At any rate, if they can do what they claim, it is huge. For the first time, there's a system that actually takes context into consideration. The demo was for a system that would actually consider what you were saying in context with not only the sentence you are saying, but in context with the entire past conversation as well as every conversation you've had in the past with it. If you said something like "Bach. Could you play something by him?" it would say, after a small delay "now playing Bach playlist". Or "I'd like you to play the song I just asked for again", it would understand that.

Apparently it involves a lot of special "learning algorythms and massive data streaming. On top of all that, the voice simulation coming out of the machine actually sounded close to a real human voice. Unfortunatly, I didn't catch any important names or links online I could provide you guys with. Also, again I'm not sure if this was merely "demo of concept" with scripted conversations or a demo of the real thing in action.

a_unique_person
31st July 2006, 07:28 PM
So it's not from Microsoft?

kevin
31st July 2006, 09:08 PM
that blog post has it wrong. It was a bug in the software that caused the microphone gain to go out of control. THe programmer fesses up here:

http://blogs.msdn.com/larryosterman/archive/2006/07/31/684327.aspx

richardm
1st August 2006, 01:44 AM
For the first time, there's a system that actually takes context into consideration. The demo was for a system that would actually consider what you were saying in context with not only the sentence you are saying, but in context with the entire past conversation as well as every conversation you've had in the past with it.

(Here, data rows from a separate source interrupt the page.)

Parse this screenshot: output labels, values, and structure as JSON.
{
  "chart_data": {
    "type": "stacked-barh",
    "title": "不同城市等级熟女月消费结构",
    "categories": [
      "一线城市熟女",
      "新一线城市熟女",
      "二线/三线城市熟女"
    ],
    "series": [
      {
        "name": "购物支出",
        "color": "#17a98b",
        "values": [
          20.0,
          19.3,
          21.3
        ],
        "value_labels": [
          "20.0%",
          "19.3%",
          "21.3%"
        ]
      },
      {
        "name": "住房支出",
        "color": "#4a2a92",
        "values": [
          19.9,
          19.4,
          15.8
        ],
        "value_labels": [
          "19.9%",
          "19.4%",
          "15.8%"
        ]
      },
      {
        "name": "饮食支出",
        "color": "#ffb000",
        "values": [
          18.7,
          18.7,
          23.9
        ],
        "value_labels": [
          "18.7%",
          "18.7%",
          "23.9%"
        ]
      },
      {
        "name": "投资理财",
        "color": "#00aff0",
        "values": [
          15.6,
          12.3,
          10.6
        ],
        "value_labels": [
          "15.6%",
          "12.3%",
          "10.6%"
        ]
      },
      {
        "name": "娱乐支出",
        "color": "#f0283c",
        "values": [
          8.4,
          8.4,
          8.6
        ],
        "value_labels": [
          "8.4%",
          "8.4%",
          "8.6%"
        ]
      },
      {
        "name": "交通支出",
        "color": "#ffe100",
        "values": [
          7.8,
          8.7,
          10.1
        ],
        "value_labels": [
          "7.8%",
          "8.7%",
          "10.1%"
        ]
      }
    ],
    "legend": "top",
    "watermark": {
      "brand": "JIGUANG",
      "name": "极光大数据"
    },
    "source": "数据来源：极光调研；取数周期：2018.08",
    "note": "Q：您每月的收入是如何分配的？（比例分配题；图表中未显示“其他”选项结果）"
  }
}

Actually I don't think that's as new as it seems, although it sounds like it's on a bigger scale than usual. Most voice recognition systems try to figure out what words you've spoken based on the other words it thinks it's got, which is why when a sentence starts to go wrong it often tends to get worse, as I've found in the past and as the Microsoft guy found in the clip.

NaturallySpeaking would "twig" what you'd said and sometimes go back and correct an entire sentence, which was impressive (when it worked). It was a bit offputting if you watched it carefully though, you had to keep going and trust that it would get it right in the end.

Meffy
1st August 2006, 08:16 AM
Agreed on the "nothing new." Years ago I tried Dragon for dictation and got superb recognition, even my torture test routine that includes difficult homophones used in correct contexts. Admittedly, I have an "announcer voice," which probably helps.

The software I write professionally employs speech regognition mostly for command and control, much easier to get right than free-form dictation.

Mongrel
1st August 2006, 08:56 AM
Where I used to work we had one of the IBM guys down to demo their software. His advice was to 'train' the software and use it, after a month or two, depending on use, it was advisable to retrain it as a human being learnt how to speak for the software better than the software learnt how a human being could speak.